Les voyages d’Ulysse. Lepage, Michel & Follet
C’est à un beau voyage, inspiré de L’Odyssée d’Homère, auquel nous convient Emmanuel Lepage et ses complices (Sophie Michel au scénario et René Follet pour une partie des illustrations). En effet, ce roman graphique est une véritable épopée artistique, qui nous donne à voir des illustrations à la manière des « Marines » d’un Vernet ou d’un Turner, mais aussi des scènes de la mythologie grecque, dans une ambiance teintée d’Orientalisme. Les vignettes sépia alternent ainsi avec des dessins pleine-page, les planches sombres et les dessins teintés d’ocre et d’orangé. Bref, voilà une bande dessinée qui nous incite à penser que le 9ème art porte bien son nom ! Et l’intrigue dans tout ça ?
L’album s’ouvre sur une série de planches semblant mêler deux époques distinctes avec, dans les phylactères, des citations tirées du prologue de l’Odyssée. Deux scènes se jouent en parallèle : le naufrage d’Ulysse sur son radeau de fortune et l’incendie d’une maison dont on ignore encore tout. Néanmoins si l’histoire d’Ulysse apparait en filigrane, il n’est pas le personnage principal de ce roman graphique. Les premières images de tempête et d’apocalypse font rapidement place à un décor plus serein. Nous sommes sur le port d’Istanbul, sans doute entre la fin du 19ème siècle et le début du 20ème siècle (ceux qui ont lu Le voyage d’Anna, premier volet indépendant du triptyque, connaissent sans doute la chronologie exacte).

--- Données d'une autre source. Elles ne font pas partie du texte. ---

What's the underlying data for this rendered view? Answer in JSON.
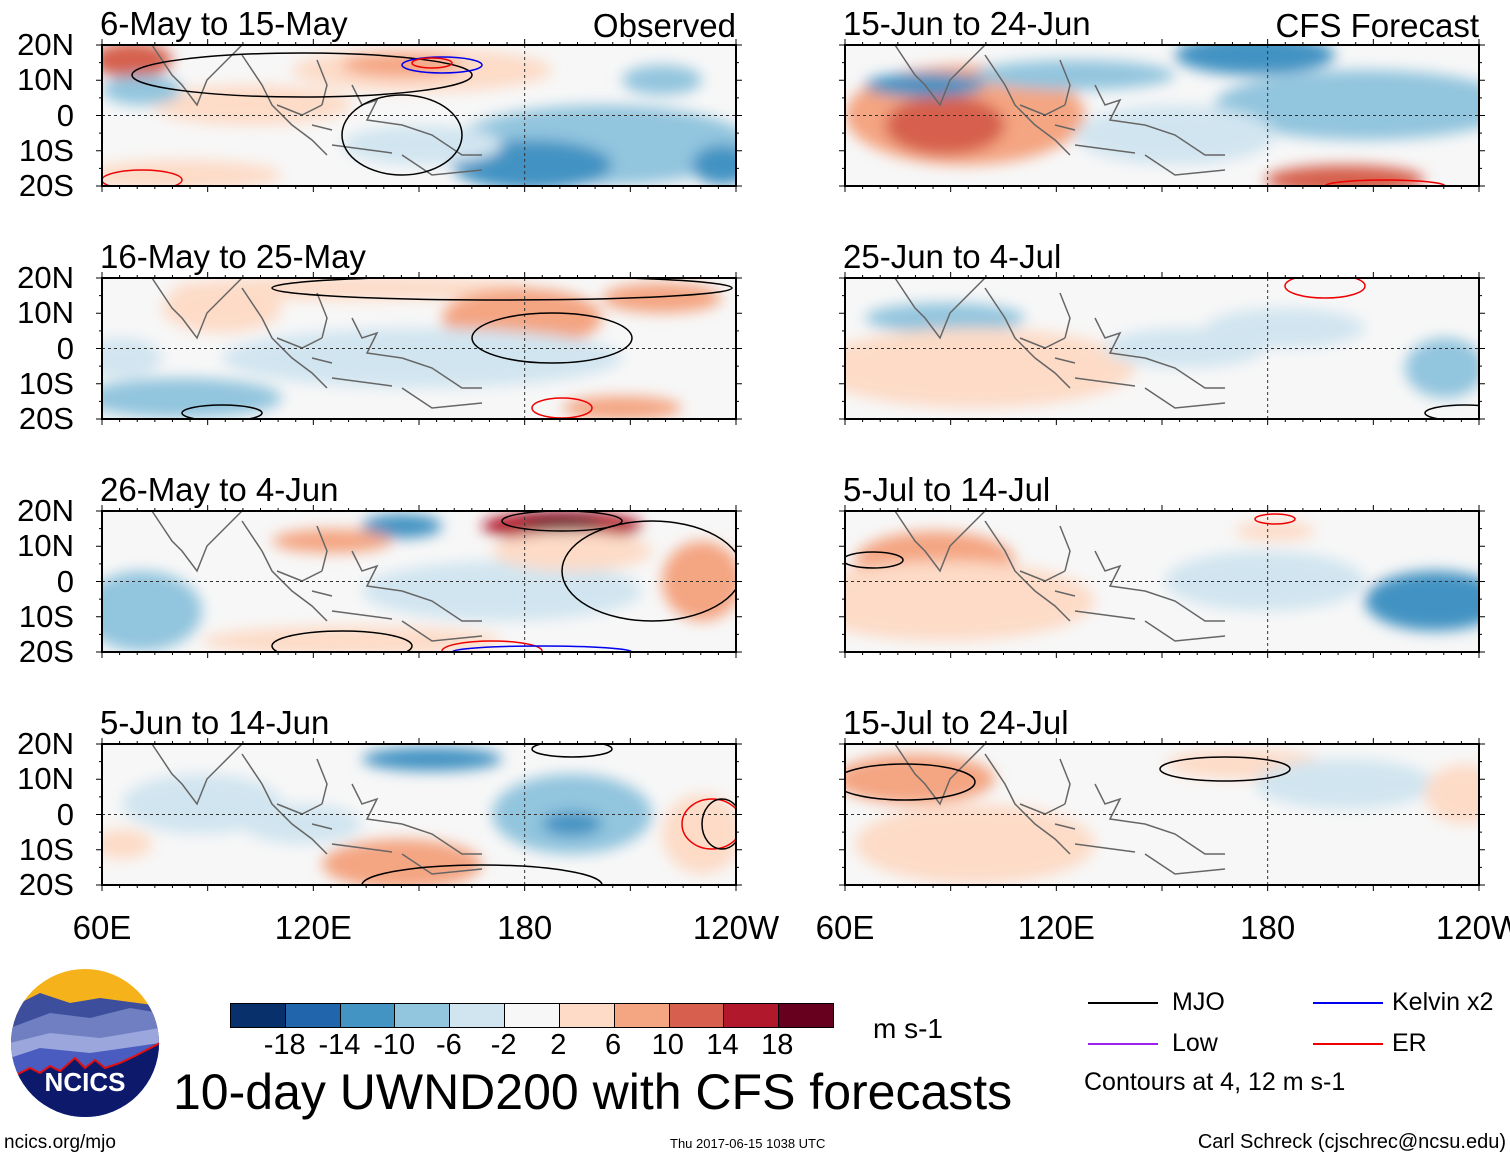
{
  "figure_title": "10-day UWND200 with CFS forecasts",
  "panels": [
    {
      "title": "6-May to 15-May",
      "label": "Observed",
      "type": "observed"
    },
    {
      "title": "16-May to 25-May",
      "label": "",
      "type": "observed"
    },
    {
      "title": "26-May to 4-Jun",
      "label": "",
      "type": "observed"
    },
    {
      "title": "5-Jun to 14-Jun",
      "label": "",
      "type": "observed"
    },
    {
      "title": "15-Jun to 24-Jun",
      "label": "CFS Forecast",
      "type": "forecast"
    },
    {
      "title": "25-Jun to 4-Jul",
      "label": "",
      "type": "forecast"
    },
    {
      "title": "5-Jul to 14-Jul",
      "label": "",
      "type": "forecast"
    },
    {
      "title": "15-Jul to 24-Jul",
      "label": "",
      "type": "forecast"
    }
  ],
  "lat_labels": [
    "20N",
    "10N",
    "0",
    "10S",
    "20S"
  ],
  "lon_labels": [
    "60E",
    "120E",
    "180",
    "120W"
  ],
  "colorbar": {
    "units": "m s-1",
    "ticks": [
      "-18",
      "-14",
      "-10",
      "-6",
      "-2",
      "2",
      "6",
      "10",
      "14",
      "18"
    ],
    "colors": [
      "#08306b",
      "#2166ac",
      "#4393c3",
      "#92c5de",
      "#d1e5f0",
      "#f7f7f7",
      "#fddbc7",
      "#f4a582",
      "#d6604d",
      "#b2182b",
      "#67001f"
    ]
  },
  "legend": {
    "items": [
      {
        "label": "MJO",
        "color": "#000000"
      },
      {
        "label": "Kelvin x2",
        "color": "#0000ee"
      },
      {
        "label": "Low",
        "color": "#a020f0"
      },
      {
        "label": "ER",
        "color": "#ee0000"
      }
    ],
    "note": "Contours at 4, 12 m s-1"
  },
  "logo": {
    "text": "NCICS"
  },
  "footer": {
    "url": "ncics.org/mjo",
    "timestamp": "Thu 2017-06-15 1038 UTC",
    "credit": "Carl Schreck (cjschrec@ncsu.edu)"
  }
}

Jules Toulet, jeune peintre sans le sou, ne rêve pratiquement que de voyage et d’aventure. Il espère aussi retrouver la trace de sa muse disparue : une certaine Anna ! Malheureusement pour lui, aucun marin n’a envie de s’embarrasser d’un artiste en mer. Finalement, le hasard place notre héros sur le chemin de Salomé Ziegler, jeune femme énigmatique et anticonformiste à la beauté ravageuse. Elle est propriétaire d’un navire nommé l’Odysseus. La capitaine accepte de prendre Jules à son bord à deux conditions. D’abord, il devra peintre une toile par semaine ; ensuite, il devra aider Salomé dans sa propre quête. La jeune femme souhaite en effet retrouver un peintre appelé Ammôn Kasacz dont les toiles sont des représentations des épisodes de L’Odyssée. Le pacte scellé va conduire nos deux héros dans un périple qui les amènera à traverser la Méditerranée, depuis la Turquie, en passant par l’Egypte, Gibraltar et la Grèce.

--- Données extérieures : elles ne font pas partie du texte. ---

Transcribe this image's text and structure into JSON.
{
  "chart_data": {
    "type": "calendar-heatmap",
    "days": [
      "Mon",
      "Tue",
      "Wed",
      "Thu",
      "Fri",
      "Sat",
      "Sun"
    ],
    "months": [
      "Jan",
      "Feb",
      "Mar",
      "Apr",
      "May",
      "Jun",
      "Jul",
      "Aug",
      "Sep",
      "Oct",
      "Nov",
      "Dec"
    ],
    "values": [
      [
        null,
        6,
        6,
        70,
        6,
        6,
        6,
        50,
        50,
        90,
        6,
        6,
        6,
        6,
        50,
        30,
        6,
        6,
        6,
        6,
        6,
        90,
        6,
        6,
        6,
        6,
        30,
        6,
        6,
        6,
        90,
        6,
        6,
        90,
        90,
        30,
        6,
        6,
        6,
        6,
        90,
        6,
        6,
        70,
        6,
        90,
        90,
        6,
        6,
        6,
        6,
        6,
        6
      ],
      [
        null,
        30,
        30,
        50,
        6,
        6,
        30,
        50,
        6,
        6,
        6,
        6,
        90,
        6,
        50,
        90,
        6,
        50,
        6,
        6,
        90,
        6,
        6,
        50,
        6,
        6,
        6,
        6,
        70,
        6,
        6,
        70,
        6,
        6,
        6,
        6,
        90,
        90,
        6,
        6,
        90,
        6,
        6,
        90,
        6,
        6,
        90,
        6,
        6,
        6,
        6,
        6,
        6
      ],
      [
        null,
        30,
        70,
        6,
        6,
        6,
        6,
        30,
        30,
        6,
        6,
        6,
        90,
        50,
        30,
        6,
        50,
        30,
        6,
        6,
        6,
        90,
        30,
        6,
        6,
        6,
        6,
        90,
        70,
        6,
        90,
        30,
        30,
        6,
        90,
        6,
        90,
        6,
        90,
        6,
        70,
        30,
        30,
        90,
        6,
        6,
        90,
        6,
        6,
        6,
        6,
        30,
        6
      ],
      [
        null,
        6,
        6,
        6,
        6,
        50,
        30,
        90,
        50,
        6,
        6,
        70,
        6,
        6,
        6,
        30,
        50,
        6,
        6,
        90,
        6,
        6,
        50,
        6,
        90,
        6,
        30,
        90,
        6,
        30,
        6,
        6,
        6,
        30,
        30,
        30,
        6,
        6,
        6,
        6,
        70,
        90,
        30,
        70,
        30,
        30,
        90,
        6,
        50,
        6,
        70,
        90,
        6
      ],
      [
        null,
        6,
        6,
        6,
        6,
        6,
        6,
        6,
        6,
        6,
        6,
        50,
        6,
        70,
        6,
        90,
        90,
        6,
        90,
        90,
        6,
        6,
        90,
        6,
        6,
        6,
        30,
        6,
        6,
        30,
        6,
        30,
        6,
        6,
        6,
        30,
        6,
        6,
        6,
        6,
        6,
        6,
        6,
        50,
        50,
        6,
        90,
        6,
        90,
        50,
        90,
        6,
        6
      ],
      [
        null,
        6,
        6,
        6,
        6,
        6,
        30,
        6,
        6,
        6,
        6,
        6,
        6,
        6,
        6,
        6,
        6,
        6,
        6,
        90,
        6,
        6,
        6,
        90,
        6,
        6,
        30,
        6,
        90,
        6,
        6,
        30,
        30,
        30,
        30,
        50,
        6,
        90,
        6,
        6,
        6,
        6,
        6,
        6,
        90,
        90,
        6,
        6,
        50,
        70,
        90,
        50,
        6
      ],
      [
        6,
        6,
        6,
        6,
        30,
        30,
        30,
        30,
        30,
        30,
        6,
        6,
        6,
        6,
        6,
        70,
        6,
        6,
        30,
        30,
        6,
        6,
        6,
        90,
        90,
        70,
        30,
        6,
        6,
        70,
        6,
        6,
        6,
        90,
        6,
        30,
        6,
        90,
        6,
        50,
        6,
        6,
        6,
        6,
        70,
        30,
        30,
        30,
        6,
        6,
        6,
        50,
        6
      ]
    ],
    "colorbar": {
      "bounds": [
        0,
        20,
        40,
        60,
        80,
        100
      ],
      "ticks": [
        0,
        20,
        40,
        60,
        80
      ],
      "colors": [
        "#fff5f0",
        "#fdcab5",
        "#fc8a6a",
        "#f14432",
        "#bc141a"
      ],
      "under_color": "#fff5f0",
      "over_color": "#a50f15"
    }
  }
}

Une intrigue à la hauteur des illustrations donc, qui aborde de nombreux thèmes dont certains avec une résonnance féministe. Rappelons ici que Sophie Michel et Emmanuel Lepage ont également publié ensemble la série Oh, les filles chez Futuropolis.
Des encarts en papier calque viennent s’insérer dans la narration principale comme autant d’échos venus de l’Odyssées. Par exemple, un extrait de l’invocation des morts, où Ulysse parle avec le fantôme de sa mère Anticlée, fait face à une scène où un personnage songe à son épouse décédée. De la même manière, les fresques du peintre fictif Ammôn Kasacz évoque des épisodes fameux du voyage d’Ulysse comme celui où le roi d’Ithaque lutte contre le cyclope Polyphème, fils de Poséidon, dont il crève l'œil grâce à un pieu. L’album est d’ailleurs complété par un livret de croquis réalisés par René Follet pour ses études consacrées aux fresques épiques d’Ammôn Kasacz. Certaines illustrations sont extraites du livres d’esquisses Les grecs (en collaboration avec Michel Massian), paru en 1971 chez Dupuis.

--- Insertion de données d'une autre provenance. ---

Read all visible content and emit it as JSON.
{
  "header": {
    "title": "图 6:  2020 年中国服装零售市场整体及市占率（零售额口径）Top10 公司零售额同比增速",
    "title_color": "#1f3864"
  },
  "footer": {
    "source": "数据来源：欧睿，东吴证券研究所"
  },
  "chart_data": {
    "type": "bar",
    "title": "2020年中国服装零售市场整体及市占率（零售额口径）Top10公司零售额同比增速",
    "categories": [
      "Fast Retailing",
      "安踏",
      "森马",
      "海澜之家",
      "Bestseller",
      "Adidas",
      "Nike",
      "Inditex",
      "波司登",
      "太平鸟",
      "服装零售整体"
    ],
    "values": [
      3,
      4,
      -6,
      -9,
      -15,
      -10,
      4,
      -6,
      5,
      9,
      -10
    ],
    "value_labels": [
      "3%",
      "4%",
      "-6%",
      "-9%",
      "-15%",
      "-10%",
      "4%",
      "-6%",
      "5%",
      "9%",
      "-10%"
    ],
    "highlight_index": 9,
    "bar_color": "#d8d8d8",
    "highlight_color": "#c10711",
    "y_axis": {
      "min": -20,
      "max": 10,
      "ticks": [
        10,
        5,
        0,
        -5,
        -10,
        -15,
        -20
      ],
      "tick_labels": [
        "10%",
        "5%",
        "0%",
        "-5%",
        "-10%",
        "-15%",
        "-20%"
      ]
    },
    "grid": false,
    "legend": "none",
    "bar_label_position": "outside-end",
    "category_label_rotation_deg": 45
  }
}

Les voyages d’Ulysse a été récompensé en 2017 par le Grand Prix de la critique de l’ACBD (Association des Critiques et journalistes de Bande Dessinée). Les deux premiers volumes, dédiés aux enfants de Sophie Michel et Emmanuel Lepage (Anna et Ulysse) ont été complétés en 2019 par un troisième volet intitulé Les voyages de Jules. Gageons que nous y retrouverons notre héros Jules Toulet. A suivre !
📌Les voyages d’Ulysse. Emmanuel Lepage, Sophie Michel & René Follet. Daniel Maghen éditions, 264p. (2016)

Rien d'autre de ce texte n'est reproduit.